Department of Statistics Seminar

North Carolina State University

 

 

Presents

 

Yuhong Yang

Professor, University of Minnesota

 


Improving MLE via a non-extensive information measure

Abstract

 
Although the maximum likelihood estimator enjoys asymptotic optimality properties, its finite-sample performance for a small or moderate sample size can be much improved when the Log-Likelihood is replaced by a Lq-Likelihood, which is motivated from a non-extensive measure of information (in contrast to the additive Kullback-Leiber information). The properties of the resulting estimator, MLqE, are studied via asymptotic analysis and computer simulations.
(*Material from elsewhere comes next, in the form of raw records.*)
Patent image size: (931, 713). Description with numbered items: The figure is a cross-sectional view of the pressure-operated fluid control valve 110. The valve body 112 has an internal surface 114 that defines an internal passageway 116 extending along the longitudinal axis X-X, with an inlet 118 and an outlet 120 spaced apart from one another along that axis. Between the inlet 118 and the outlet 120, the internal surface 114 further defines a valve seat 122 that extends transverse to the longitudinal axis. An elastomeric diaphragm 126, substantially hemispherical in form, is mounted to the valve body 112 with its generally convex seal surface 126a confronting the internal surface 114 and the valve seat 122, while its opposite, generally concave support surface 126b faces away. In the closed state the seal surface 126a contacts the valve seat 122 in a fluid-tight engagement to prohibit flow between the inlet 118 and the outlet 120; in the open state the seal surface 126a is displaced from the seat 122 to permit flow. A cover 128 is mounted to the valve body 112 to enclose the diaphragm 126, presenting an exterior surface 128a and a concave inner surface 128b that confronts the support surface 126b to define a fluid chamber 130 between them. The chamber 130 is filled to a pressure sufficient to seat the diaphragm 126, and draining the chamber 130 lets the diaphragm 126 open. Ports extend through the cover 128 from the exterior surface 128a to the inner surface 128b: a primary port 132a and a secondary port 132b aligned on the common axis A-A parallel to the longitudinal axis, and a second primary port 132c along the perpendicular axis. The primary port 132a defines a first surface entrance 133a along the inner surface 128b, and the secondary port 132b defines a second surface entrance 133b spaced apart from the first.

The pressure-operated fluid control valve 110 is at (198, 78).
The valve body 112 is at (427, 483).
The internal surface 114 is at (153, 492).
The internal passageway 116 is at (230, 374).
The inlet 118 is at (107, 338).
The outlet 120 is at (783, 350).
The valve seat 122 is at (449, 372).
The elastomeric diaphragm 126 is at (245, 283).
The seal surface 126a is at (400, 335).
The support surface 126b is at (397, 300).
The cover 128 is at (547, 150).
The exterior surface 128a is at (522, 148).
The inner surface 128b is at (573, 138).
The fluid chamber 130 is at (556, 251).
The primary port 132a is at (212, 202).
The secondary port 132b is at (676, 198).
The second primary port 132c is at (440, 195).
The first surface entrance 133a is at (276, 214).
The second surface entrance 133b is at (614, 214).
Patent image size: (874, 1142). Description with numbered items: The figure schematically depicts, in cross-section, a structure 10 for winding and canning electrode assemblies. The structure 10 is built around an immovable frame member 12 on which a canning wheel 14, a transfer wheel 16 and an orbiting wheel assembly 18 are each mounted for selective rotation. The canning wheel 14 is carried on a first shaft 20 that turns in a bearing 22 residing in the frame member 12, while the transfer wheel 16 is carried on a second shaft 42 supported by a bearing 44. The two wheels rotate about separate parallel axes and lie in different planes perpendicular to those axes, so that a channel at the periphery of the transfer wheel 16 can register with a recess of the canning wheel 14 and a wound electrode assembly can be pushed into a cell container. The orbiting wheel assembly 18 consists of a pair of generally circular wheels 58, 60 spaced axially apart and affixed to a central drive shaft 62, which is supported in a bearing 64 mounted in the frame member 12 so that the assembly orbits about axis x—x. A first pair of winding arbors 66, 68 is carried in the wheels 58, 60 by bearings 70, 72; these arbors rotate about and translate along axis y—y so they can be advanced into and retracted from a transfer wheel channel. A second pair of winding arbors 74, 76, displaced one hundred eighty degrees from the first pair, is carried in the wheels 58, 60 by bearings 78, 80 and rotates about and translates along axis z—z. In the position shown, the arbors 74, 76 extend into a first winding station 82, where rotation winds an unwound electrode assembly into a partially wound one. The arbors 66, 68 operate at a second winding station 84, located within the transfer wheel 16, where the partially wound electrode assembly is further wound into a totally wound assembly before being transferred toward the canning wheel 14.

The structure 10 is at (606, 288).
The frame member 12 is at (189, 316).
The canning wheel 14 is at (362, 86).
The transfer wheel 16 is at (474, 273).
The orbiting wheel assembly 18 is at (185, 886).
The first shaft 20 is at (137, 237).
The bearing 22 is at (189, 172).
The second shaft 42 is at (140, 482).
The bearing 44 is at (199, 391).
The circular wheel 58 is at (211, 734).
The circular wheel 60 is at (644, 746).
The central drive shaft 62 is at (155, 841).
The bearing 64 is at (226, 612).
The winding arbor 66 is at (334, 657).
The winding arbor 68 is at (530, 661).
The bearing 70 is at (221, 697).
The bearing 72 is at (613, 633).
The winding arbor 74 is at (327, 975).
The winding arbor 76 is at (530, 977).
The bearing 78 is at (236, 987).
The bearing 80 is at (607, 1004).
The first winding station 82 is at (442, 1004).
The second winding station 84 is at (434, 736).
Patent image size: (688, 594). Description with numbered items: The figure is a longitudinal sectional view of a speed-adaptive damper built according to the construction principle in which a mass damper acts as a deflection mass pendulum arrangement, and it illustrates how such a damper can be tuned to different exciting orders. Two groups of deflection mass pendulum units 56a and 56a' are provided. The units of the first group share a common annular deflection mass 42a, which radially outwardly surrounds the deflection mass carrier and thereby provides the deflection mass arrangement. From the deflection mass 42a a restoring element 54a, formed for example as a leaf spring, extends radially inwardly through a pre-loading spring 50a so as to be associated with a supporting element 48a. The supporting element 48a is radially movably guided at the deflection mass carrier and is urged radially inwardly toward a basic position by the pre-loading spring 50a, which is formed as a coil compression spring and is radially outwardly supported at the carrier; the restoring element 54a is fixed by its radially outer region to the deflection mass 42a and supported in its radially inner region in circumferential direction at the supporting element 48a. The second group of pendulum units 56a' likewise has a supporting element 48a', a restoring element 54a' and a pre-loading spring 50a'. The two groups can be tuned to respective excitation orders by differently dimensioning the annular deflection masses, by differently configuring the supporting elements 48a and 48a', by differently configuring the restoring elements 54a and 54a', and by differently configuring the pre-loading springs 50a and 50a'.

The behavior of the MLqE  is characterized by the degree of distortion q applied to the assumed model to amplify or diminish the density value. When q is properly chosen for small and moderate sample sizes, the MLqE successfully trades bias for precision, resulting in a substantial reduction of the mean squared error. When the sample size is large and q tends to 1, a necessary and sufficient condition to ensure a proper asymptotic normality and efficiency of MLqE is established. The advantage of the new estimation method is more clearly seen for higher dimensional estimations. The talk is based on joint work with Davide Ferrari.

 

Friday, April 17, 2009

3:35 pm.----4:35 pm.

232 A Withers Hall

 

Refreshments will be served outside the room at 3:00 pm.